My daughter was a different story. A very happy child, she was able to entertain herself for hours with her stuffed animals or just playing imagination games. We would often hear her running around her room, jumping off her bed and carrying on a conversation with herself. As she got older, we began to worry. “Should she still be talking to herself like that?”

But she was awfully cute—just a little different. She didn’t show much skill in playing with other kids, either, although she really liked them. Eventually, by trial and error, we managed to find a few compatible friends. She was smart too—and a wonderful writer—even better than her Mom! But, by the time she turned 13, everything went wrong. She no longer had friends, she was extremely anxious, and she had terrible mood swings. She was always impulsive—but things were getting dangerous.

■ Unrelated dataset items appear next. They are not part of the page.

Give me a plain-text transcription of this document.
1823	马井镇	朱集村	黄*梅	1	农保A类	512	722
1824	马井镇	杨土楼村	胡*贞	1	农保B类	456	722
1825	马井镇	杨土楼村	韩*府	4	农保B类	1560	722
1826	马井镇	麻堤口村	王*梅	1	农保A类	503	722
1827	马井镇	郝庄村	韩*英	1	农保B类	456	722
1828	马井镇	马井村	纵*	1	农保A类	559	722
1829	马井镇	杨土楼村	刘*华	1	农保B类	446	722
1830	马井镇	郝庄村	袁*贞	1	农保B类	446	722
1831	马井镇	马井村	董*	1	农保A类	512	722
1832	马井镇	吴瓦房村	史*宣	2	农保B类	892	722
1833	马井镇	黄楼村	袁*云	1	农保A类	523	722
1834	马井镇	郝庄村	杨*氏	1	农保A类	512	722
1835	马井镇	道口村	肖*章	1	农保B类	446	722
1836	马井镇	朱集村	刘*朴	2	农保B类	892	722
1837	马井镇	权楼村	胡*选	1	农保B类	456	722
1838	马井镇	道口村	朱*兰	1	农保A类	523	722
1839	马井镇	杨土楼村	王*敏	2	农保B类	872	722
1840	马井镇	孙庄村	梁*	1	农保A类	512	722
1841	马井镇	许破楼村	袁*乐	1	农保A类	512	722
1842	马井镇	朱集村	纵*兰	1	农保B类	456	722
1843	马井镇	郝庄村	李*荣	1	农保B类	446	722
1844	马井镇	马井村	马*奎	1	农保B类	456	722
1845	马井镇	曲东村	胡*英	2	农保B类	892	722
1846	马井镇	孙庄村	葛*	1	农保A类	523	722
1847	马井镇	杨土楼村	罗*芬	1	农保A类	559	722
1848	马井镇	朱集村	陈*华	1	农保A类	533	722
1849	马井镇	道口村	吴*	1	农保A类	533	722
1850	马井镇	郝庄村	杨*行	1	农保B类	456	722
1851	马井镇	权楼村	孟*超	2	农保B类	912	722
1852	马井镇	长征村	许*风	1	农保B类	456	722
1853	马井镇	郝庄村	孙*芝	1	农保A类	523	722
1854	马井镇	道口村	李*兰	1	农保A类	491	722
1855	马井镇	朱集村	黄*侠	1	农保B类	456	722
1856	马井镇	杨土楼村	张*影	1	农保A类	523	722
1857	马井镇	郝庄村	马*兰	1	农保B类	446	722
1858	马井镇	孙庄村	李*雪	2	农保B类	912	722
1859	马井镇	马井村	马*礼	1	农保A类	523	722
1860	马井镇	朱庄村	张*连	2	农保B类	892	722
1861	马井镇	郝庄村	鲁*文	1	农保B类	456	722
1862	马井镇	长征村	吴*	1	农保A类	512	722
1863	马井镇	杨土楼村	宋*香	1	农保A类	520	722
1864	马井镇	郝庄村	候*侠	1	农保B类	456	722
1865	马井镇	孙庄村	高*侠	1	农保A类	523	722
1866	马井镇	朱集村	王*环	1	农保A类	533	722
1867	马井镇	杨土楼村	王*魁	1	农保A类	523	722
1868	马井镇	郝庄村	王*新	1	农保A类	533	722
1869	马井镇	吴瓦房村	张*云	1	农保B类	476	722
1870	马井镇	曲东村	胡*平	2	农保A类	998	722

By seventh grade, she had been suspended many times for “inappropriate behavior.” You can imagine the many therapists, doctors, etc. we took her to. I could tell you some terrible “war stories” about them.

Finally we got a diagnosis. She had Asperger’s Syndrome and my husband and I became experts. We had to interpret her behavior to teachers, pediatricians, and others. There were so many stupid comments which people have made to us and to her. She is doing better now but has a long way to go. She still won’t admit that she has Asperger’s—she finds it too shaming. She’s in a special program at Newton North and she loves it. Gradually, things are getting better.

Now, for the survival strategies in this family where three out of four of us are on the spectrum:

  • Who says neurotypical is better? We are refreshingly different and lovely.
  • Our strengths are very, very impressive.
  • We try to see the humor in the many mistakes and difficulties we all encounter daily. A favorite opening line is “You’ll never guess what happened to me…” It’s usually something pretty weird, like the time I couldn’t understand the traffic officer’s hand signals and he got so mad he threw his hat at my car!
  • We understand each other and sometimes we even laugh about the odd things those neurotypicals do, like wanting to socialize for hours on end!
  • We explain ourselves to others a lot so they will understand.
  • And lastly We try very hard not to judge ourselves, and we are compassionate to one another.

I think we actually do very well—better than a lot of people out there who do not have Asperger’s or Non-Verbal Learning Disability!

So, all in all, it’s not always easy to be on the spectrum, but with resolve, compassion for one another, and a little sense of humor, we can not only get by—we can actually flourish!